Let’s be practical (not afraid) about XBRL Limited Liability expiration
How the Fear Campaign makes it sound:
Some of our competitors are saying: “Once your company’s grace period ends, your XBRL files have the exact same material error liabilities as your traditional EDGAR HTML files….In the event of a misstatement or omission of a material fact in the XBRL files, the company along with its officers and directors can be held legally liable and be subjected to civil and criminal liability.”
The truth in this statement is “Yes, the documents are both deemed “filed” and liability is assumed for errors between the two formats of EDGAR and XBRL. They should match. If a company is attempting to defraud investors, and cannot prove it was an honest mistake (via Quality Assurance and a trail of some kind) then you are in trouble. More than likely, the SEC will issue a comment letter and ask why something is different or tagged in a specific way. The majority of the time, the worst case is an explanatory Correspondence filing or an amended filing explaining the error. While significant and potentially expensive mistakes, the reality is a world apart from “civil or criminal liability.”

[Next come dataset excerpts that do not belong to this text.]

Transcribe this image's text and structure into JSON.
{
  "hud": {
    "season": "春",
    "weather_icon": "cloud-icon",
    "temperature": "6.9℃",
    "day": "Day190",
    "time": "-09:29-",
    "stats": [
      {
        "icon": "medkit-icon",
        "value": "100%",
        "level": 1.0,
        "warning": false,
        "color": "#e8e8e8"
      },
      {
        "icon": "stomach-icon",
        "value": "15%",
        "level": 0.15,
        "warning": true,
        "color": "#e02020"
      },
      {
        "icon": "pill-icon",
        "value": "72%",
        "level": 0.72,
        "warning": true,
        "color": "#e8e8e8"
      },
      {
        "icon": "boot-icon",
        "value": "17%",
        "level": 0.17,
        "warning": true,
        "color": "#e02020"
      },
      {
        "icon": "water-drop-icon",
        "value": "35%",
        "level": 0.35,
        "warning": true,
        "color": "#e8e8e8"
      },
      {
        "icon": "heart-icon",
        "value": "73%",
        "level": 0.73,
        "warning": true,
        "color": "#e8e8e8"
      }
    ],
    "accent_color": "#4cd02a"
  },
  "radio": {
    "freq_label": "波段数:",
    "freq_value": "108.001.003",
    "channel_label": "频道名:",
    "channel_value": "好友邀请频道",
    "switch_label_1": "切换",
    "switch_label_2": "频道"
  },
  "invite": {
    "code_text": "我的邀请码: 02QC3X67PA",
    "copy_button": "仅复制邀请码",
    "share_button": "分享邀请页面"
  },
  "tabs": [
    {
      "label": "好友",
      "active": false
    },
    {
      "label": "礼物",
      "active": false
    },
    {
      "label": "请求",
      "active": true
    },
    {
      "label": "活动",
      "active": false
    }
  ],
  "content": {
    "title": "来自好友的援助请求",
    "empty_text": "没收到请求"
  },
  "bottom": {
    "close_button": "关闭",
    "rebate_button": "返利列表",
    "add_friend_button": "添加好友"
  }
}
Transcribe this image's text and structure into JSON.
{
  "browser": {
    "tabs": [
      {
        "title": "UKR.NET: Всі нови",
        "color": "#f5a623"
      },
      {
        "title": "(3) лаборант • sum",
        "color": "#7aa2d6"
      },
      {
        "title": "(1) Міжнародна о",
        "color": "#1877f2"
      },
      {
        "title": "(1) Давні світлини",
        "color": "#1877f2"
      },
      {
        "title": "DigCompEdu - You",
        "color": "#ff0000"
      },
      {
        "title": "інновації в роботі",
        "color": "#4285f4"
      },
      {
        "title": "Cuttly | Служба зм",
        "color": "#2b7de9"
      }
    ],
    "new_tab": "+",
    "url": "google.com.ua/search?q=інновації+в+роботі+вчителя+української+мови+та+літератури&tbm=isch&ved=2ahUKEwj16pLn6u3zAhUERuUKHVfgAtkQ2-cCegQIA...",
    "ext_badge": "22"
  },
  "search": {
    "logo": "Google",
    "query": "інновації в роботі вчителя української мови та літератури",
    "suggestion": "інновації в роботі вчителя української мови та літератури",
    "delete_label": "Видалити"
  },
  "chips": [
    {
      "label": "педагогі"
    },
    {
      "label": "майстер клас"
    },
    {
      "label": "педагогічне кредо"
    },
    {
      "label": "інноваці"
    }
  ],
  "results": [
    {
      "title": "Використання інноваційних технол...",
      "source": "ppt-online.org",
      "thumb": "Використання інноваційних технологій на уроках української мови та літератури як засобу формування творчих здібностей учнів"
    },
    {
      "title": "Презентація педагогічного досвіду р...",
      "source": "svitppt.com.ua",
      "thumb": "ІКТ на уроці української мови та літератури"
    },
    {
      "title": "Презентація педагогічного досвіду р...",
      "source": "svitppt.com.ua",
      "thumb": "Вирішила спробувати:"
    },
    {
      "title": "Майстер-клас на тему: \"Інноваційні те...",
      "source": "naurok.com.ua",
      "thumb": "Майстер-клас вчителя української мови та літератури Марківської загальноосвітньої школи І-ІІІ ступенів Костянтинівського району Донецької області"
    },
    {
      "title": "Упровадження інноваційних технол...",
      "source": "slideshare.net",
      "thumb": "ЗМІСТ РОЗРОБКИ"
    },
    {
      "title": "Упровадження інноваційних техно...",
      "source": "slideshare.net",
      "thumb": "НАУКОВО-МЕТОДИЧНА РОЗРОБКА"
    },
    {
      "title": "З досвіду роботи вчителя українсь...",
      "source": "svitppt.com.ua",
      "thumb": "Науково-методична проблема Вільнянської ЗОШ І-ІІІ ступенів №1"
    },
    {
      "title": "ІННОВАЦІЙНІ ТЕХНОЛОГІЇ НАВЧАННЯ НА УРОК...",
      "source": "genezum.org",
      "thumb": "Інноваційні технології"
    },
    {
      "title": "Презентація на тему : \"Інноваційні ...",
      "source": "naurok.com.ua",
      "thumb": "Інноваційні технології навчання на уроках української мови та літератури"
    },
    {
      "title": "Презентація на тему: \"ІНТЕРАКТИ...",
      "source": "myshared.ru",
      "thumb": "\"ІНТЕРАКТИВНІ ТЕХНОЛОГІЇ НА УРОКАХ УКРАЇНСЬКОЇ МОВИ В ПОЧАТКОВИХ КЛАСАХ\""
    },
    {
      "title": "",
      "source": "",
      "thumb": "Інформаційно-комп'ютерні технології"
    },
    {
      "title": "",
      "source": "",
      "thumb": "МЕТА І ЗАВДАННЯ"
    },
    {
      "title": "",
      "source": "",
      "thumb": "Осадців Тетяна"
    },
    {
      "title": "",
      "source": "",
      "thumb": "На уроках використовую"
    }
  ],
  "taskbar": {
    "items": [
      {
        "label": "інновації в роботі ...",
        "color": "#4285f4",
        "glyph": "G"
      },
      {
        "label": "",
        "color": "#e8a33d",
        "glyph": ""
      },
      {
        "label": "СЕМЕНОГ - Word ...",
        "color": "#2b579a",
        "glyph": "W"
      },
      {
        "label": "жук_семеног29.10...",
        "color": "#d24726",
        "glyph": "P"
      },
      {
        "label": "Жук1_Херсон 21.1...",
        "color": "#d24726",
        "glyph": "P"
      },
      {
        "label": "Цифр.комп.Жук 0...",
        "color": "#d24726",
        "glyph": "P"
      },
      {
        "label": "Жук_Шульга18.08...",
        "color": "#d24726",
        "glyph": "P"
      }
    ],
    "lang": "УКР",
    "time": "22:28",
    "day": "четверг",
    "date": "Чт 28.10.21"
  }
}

Looking through the XBRL industry’s (service & software providers) websites, it is clear that a fear campaign has been the approved method for attracting business. RDG doesn’t believe in taking advantage of being the XBRL experts. Companies should be cautious, yes. However, is instilling fear really necessary? We believe that should be left to the ghosts. First, anyone reading this should note that the same fear campaign was instituted by these same companies when the original XBRL mandate was put into effect. While the task of preparing XBRL is a large one, it is not something to be afraid of. The sky will not fall when limited liability expires, but it is something to prepare for. Proper preparation of your company’s XBRL filing will minimize any impact of more detailed review of XBRL filings by the SEC.